今年もあとわずかですが、酒があれば書いていきますのでまたよろしくお願いします。

ヤザン大統領の過去。そして、ある意味、『あの人』関連だった件について。……オリジナルキャラだったのに!(ねつ造ですけどね)。セイ!ピース!


共闘まであと数日~インターミッション。ヤザン大統領の過去

 朝、ヘリでヤザン大統領がやってきた。

 

 ザンジバーランドのマクドネル・ベネディクト・ミラー外相を迎える為の設宴の打ち合わせ、という名目で、である。

 

 まぁ、おそらくは『今回の絡繰り』の説明に来たのだろう。そうでも無ければ彼の奥さんと一緒に戦艦エメラルダで来ているはずであり、おそらく奥さんやエメラルダ大佐に聞かれたくない話なのだろう。

 

 俺はいつものようにニヤニヤして話したげにしている大統領に、

 

「……で、ヤザン大統領。あんた俺に言うこと、ないですかね?いろいろと隠してる事、あったでしょうが」

 

 と、促した。

 

 ヤザン大統領は仕方ないなぁ、と、おどけた調子で肩を竦めると、

 

「ふむ、もうバレたか。まぁ……表向きの話しか出来ない時もあるんだよ。特に奥さんいたり無線だとねぇ」

 

 と、芝居がかった口調でやや苦笑いをした。

 

「よいしょっと」

 

 そして、応接室のテーブルの椅子に座り、ジャケットの内ポケットから銀色の葉巻ケースを取り出し、やや細い葉巻を出した。

 

 大理石の来客用に用意している高そうな灰皿……これはここのテーブル一式を調達した時に家具屋にオマケで付けてもらったものだ……にシガーカッターでジョキっとその先を切り落とし、口に加えてライターで火を付け、煙をもわーっと吐き出すと、

 

「……まぁ、ぶっちゃけ、私とビッグボスは長いつきあいでね。

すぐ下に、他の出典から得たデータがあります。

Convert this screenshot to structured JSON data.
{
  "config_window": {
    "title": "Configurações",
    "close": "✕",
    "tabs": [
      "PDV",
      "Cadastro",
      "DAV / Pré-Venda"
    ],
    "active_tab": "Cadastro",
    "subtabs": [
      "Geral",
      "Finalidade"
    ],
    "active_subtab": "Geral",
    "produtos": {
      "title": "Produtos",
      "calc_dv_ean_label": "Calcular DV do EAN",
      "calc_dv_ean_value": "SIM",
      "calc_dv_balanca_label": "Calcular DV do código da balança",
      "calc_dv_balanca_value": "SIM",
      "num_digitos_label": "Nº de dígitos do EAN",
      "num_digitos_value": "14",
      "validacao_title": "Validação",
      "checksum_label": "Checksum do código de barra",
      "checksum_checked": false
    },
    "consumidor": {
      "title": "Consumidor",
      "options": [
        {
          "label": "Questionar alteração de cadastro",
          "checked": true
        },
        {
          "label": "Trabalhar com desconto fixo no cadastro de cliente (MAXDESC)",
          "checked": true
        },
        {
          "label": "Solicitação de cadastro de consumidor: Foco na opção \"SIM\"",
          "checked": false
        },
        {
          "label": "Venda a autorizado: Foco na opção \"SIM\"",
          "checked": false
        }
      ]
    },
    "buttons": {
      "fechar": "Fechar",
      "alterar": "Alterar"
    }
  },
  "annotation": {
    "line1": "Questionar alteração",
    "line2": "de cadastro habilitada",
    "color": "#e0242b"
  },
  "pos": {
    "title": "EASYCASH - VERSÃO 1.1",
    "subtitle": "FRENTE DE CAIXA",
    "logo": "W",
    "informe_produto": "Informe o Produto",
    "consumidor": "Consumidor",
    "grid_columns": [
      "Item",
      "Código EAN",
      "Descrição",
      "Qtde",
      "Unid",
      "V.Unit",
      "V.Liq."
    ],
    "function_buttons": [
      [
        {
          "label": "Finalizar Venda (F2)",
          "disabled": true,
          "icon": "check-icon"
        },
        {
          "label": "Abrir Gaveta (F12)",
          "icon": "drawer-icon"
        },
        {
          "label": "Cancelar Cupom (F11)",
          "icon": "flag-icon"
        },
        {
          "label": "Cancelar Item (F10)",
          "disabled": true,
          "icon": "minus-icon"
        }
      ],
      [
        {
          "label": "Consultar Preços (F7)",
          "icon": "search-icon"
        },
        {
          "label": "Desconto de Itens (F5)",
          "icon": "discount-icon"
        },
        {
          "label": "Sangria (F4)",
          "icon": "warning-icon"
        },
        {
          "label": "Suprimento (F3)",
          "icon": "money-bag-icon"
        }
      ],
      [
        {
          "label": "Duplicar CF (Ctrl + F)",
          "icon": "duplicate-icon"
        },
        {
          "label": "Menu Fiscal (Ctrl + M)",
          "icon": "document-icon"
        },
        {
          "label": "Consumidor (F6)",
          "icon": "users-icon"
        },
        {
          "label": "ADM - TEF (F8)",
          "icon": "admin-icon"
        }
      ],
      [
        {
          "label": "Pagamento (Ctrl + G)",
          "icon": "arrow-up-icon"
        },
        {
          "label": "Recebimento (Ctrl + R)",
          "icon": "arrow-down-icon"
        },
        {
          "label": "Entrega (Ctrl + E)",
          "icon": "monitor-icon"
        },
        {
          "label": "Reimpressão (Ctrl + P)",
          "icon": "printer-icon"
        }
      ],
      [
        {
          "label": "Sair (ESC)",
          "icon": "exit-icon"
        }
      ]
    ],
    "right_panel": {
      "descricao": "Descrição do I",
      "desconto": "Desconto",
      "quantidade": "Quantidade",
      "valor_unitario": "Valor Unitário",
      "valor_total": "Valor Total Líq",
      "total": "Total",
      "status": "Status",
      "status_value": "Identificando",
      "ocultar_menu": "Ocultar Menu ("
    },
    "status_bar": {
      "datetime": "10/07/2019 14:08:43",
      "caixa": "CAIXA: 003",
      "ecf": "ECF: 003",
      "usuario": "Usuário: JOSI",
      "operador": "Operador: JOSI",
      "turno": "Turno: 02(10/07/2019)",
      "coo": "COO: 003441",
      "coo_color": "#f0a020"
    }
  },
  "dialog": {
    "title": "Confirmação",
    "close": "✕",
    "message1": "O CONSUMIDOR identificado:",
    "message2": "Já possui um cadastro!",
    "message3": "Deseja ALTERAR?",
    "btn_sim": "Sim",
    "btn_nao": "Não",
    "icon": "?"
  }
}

出会ったのは随分も昔のことさ。もう二十数年ほど前になるのかな。最初に会ったのはコロンビアのサンヒエロニモ半島……まぁ、今もあの辺の詳細な位置は地図にも乗っていない場所だよ。当時はまだ私は若造でね。……私はソ連の兵士だったのさ」

 

 と、何てこと無いようにとんでもない事実を告げて来たもんだ。

 とはいえおそらくは過去の話、もうソビエト連邦は無く、そしてヤザン大統領が何らかの陰謀を俺に持ちかけてくるような嫌な臭いも無い。

 

「こちらの暮らしが長くて肌が黒くなっていたからわからなかっただろう?」

 

 ニヤリと笑うも、

 

「いや、ロシア人なのはわかってましたけど?」

 

 いや、モロバレだろ。ソ連の兵士だったのはわからんかったけど。

 

「……あ、そう(´・ω・`)」 

 

 いや、そんなショボンとされてもなぁ。そりゃ顔と体型、あとは 話口調にロシア語の訛りが少しあるのだ、そら わかるわなぁ。

 

「というか、少しは驚いてくれたまえよ。まったく君と来たらまるで何でも見透かすようだからな。つまらんよ」

 

「いや、つまらんと言われてもね……」

 

 このオッサンはどうも人を担いで驚かせようとする所があるが、何だかなぁ。

 

「で、それとザンジバーランドの件がどう繋がって来るんです?」

 

「……本当に君は驚かないどころか慌てる素振りも見せないね。まったく。まぁ聞きたまえ」

 

 はいはい、そんな事は良いからとっととゲロってくれ。

 

「私の昔の名前はヨシフ・アレクセイ・ザドルノフ。ヤザンは妻の姓だよ。そう、私は婿養子でね。今、名乗っている『ジョシュ』は私の名前の『ヨシフ』をこちら風にしただけなんだよ。私はね、シベリアの生まれでね。家が貧しくて、末の子だった私は軍に入るしか生きる道が無くてね。それでも軍に居れは飯は食える、そう思っていたが……まさか遠く離れた地で餓えるとはおもわなかったさ。ソ連はコロンビアで我々を見捨てたんだ」

 

 ヤザン大統領は目を細め、しみじみと語った。

 

 彼の話によれば、キューバ危機以降、ソ連はキューバへの核兵器施設の建造を諦めたように見えたが、しかしアメリカ全土を射程圏に狙える基地の建造自体は諦めていなかったらしい。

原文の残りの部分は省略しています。